Honest to God, the dead moved faster.
And his pants were so low she could see the waistband of his blue boxer shorts.
He’d been working for her for five days and she could barely identify his progress. He got here promptly at nine o’clock every morning and went down to the dock without saying a word to her. On the days she went into the office, leaving him here alone, she had no doubt whatsoever that he was sitting on his ass.
“This is so not working out,” she muttered, grabbing a roll of duct tape.
She marched out onto the deck, letting the door bang shut behind her. Enough was enough. She might have to employ him, might have to ignore his surly attitude and his dirty hair, might have to pretend he was working, but by God, she didn’t have to look at his damn underwear.
She walked down the dock. The tide was low, so the ramp down to the dock was steep and springy beneath her. She held tightly to the bird-ruined handrails, looking carefully for bare wood places to touch, as she made her way cautiously down to him. “Noah.”
He’d been so busy doing nothing that he was startled by her voice. He flinched, dropped the metal scraper. “Jeez. Yell, why don’t yah?”
“Duct tape is a remarkable invention. It can be anything. Did you know that?” She unwound a length about as long as her arm, tore it off, and then carefully folded it in half lengthwise.
“I don’t think about tape much, but I’ll believe you.” He reached down for the fallen scraper. “Unless you want to tell me something about . . . I don’t know, maybe yarn? I think I’ll get back to work.”
“We both know what a joke that is. Here.” She handed him the strip of silver tape.
“What is it?”
“Your new belt. Put it through the loops—you do know how to do that, don’t you?—and tie it in a knot. I do not want to see even a strip of your boxers.”

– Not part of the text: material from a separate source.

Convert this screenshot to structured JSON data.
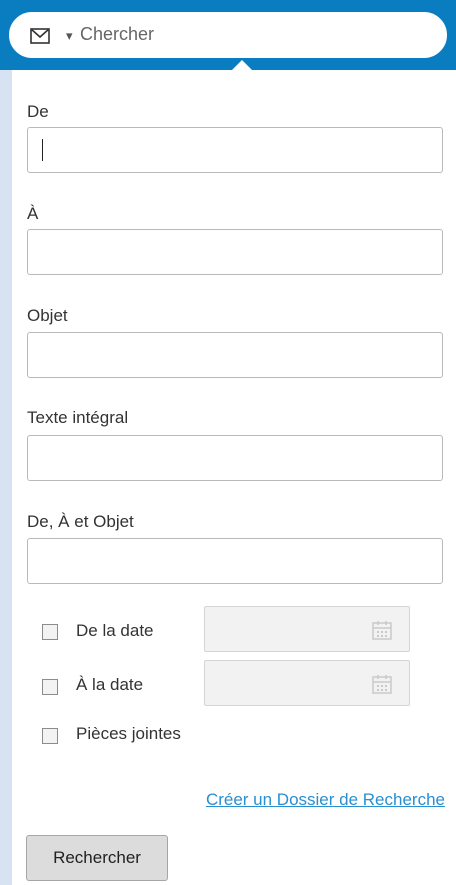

“You’ve got to be kidding me.”
“Do I look like I’m kidding?”
“This is the style,” he said stubbornly.
“Oh, yes, you’re a real Giorgio Armani. Put on the belt. If you’ll remember, it was a condition of this ridiculous enterprise you and I pretend is employment.”
“And if I don’t?”
She smiled. “You know what I loved about the fair? The way my chaps and hat and gloves all matched. They were all the same blue. Your mom called it dressing to win. And everyone I knew was there, seeing me dressed like a fat blueberry.”
Noah said nothing.
“I’m sure you’ll be very handsome in whatever outfit she’s made. She is still making your riding clothes, isn’t she?”
“Give me that,” he said, grabbing the makeshift belt. It took him a while to thread it through the loops and pull it taut, but when he was done his pants were pulled up to his waist. The knot was as big as a fist. “I look like a total dork.”